E’ uscito un comunicato che di peggio non potevano fare… completamente arroccato e sulla difensiva e per nulla esaustivob e persuasivo, tutto basato sui bei tempi che furono.
“la qualità dei nostri prodotti e la salute dei nostri consumatori sono da sempre obiettivi primari“, “i nostri prodotti sono assolutamente sicuri - continua il comunicato – dall’approvvigionamento delle materie prime fino alla distribuzione del prodotto al consumatore” (…) “i nostri 3.500 collaboratori, con il loro lavoro e la loro passione, portano ogni giorno nelle vostre case formaggi e salumi sani, buni e di qualità“ Dio Santo, ma se sono proprio alcuni di quei “3.5oo collaboratori” che vi hanno sputtanato?

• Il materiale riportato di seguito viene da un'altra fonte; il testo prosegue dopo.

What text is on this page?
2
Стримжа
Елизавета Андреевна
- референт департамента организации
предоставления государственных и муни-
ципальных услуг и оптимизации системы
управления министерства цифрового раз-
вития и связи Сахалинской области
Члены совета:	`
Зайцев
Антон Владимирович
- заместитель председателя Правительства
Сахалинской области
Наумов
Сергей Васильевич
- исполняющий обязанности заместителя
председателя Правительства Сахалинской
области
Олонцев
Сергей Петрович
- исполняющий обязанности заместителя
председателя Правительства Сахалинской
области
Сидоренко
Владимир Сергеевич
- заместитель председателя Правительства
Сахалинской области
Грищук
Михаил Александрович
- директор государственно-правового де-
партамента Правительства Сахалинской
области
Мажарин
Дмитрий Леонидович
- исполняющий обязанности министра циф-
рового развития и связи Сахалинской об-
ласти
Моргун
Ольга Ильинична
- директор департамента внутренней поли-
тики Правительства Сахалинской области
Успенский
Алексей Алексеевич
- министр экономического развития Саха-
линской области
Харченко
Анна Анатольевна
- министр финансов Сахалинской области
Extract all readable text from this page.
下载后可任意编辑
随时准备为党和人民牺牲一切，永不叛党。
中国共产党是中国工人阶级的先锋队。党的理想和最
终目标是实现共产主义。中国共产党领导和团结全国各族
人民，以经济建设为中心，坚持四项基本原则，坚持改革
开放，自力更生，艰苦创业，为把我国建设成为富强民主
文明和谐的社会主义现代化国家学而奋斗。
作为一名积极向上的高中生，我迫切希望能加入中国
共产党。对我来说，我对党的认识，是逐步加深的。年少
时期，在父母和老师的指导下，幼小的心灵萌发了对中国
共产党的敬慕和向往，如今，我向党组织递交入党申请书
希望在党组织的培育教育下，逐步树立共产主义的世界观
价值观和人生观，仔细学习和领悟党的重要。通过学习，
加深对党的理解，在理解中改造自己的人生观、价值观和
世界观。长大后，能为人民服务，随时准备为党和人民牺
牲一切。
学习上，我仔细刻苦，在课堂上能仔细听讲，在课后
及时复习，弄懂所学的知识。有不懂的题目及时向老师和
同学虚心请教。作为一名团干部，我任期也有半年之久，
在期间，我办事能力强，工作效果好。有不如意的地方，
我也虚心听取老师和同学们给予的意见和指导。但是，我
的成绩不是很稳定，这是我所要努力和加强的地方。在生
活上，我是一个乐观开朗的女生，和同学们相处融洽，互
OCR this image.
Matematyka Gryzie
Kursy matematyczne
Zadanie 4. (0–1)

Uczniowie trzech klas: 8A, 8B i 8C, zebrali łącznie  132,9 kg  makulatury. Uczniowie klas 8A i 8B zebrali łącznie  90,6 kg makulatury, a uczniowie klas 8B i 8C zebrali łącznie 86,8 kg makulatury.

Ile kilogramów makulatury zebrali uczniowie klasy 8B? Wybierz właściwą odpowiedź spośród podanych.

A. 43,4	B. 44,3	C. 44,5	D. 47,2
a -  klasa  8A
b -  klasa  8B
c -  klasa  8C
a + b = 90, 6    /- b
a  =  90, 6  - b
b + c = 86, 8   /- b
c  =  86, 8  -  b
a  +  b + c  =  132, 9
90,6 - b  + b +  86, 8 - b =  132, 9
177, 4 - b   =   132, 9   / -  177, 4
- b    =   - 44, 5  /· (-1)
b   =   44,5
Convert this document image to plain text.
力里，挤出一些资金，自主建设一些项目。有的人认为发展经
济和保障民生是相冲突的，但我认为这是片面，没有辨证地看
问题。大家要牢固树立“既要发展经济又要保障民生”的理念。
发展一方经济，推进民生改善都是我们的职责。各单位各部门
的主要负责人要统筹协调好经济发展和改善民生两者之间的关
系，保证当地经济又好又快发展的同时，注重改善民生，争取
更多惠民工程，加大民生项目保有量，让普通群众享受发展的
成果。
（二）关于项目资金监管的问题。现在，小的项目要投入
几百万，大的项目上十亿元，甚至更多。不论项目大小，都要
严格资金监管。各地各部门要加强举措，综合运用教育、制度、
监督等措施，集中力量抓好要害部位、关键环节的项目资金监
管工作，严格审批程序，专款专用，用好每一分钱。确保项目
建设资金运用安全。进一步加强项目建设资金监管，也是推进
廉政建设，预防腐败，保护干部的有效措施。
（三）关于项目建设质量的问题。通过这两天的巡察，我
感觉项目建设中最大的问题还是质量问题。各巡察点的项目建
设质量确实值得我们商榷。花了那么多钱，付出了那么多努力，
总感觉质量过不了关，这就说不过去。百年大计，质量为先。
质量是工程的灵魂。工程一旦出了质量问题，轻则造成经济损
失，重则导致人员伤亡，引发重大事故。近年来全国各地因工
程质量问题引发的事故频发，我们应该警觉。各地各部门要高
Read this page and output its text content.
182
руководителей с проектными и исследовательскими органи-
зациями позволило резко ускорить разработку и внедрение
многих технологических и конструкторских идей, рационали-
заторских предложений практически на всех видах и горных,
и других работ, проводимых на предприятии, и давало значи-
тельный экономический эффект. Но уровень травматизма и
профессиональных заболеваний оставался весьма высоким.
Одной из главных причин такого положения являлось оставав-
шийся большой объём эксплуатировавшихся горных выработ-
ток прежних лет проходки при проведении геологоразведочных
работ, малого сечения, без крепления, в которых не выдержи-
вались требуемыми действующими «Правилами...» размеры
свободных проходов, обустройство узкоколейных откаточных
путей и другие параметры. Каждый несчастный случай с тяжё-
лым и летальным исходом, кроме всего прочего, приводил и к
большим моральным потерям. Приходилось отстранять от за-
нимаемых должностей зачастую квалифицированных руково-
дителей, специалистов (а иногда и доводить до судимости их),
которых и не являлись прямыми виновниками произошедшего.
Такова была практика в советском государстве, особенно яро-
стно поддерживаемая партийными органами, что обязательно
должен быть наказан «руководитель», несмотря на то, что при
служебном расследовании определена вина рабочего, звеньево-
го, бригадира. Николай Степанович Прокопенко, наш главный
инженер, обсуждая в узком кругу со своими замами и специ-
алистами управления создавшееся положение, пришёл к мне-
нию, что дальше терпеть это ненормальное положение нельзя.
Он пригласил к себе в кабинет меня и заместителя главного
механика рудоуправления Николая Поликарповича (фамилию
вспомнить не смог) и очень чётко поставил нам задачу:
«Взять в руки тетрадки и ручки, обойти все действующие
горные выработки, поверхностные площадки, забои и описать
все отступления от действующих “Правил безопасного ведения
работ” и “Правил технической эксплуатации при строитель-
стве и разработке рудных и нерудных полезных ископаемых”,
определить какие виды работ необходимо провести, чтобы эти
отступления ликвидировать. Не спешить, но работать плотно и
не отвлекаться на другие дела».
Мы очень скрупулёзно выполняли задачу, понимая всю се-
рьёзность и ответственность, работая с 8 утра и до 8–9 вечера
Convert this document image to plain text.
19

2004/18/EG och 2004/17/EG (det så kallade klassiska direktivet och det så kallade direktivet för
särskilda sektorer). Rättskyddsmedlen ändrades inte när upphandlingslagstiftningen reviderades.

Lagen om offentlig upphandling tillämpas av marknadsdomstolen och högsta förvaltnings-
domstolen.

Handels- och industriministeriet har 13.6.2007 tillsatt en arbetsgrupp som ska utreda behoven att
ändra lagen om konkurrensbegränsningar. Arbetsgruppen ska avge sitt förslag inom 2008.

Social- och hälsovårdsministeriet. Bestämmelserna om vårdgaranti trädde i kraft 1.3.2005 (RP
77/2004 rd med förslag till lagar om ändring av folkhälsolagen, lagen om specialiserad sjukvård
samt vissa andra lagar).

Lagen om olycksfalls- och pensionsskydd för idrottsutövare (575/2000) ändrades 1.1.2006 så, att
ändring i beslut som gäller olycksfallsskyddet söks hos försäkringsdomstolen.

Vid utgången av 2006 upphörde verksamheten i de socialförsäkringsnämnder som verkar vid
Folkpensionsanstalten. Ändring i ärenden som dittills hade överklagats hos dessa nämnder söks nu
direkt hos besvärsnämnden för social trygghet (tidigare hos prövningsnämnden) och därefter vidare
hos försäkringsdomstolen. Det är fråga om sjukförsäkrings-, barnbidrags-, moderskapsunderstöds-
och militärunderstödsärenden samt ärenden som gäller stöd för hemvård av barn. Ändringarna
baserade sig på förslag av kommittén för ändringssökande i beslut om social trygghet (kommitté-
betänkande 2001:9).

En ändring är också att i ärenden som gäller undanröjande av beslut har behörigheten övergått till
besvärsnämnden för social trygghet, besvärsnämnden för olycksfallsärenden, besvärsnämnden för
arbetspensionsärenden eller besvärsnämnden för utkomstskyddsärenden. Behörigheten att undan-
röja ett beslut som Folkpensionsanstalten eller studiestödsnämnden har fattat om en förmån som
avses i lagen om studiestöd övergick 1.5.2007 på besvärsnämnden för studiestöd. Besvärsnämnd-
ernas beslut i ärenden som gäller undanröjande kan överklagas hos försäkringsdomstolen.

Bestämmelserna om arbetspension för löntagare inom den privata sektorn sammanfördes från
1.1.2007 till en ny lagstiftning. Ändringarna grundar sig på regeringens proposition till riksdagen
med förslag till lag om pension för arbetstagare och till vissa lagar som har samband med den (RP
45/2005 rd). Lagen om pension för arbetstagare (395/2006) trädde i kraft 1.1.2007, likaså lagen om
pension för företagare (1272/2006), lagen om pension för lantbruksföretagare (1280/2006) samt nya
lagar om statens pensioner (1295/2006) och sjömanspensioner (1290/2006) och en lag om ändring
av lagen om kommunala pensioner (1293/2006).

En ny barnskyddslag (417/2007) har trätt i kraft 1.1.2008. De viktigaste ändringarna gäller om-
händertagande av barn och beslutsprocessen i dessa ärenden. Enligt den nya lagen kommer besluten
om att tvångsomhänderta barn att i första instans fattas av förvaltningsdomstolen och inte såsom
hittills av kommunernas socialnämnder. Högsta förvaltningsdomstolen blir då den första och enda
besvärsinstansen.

La cosa più folle di tutte è che il comunicato finisce con il noto claim “Galbani vuol dire fiducia”. io ci avrei pensato un po’ di più prima di scrivere sta cosa.
Siamo in attesa delle prossime cartucce dell’ufficio marketing Galbani nella speranza che questo caso sia un altro di quei bellissimi case histories di crisis management che si leggono nei manuali e che finiscono tutti nel migliore dei modi. Lo spero per un brand Italiano che appartiene ad una di quelle categorie merceologiche in cui il nostro Paese non ha nulla da imparare, il Food.
Saluti,
F.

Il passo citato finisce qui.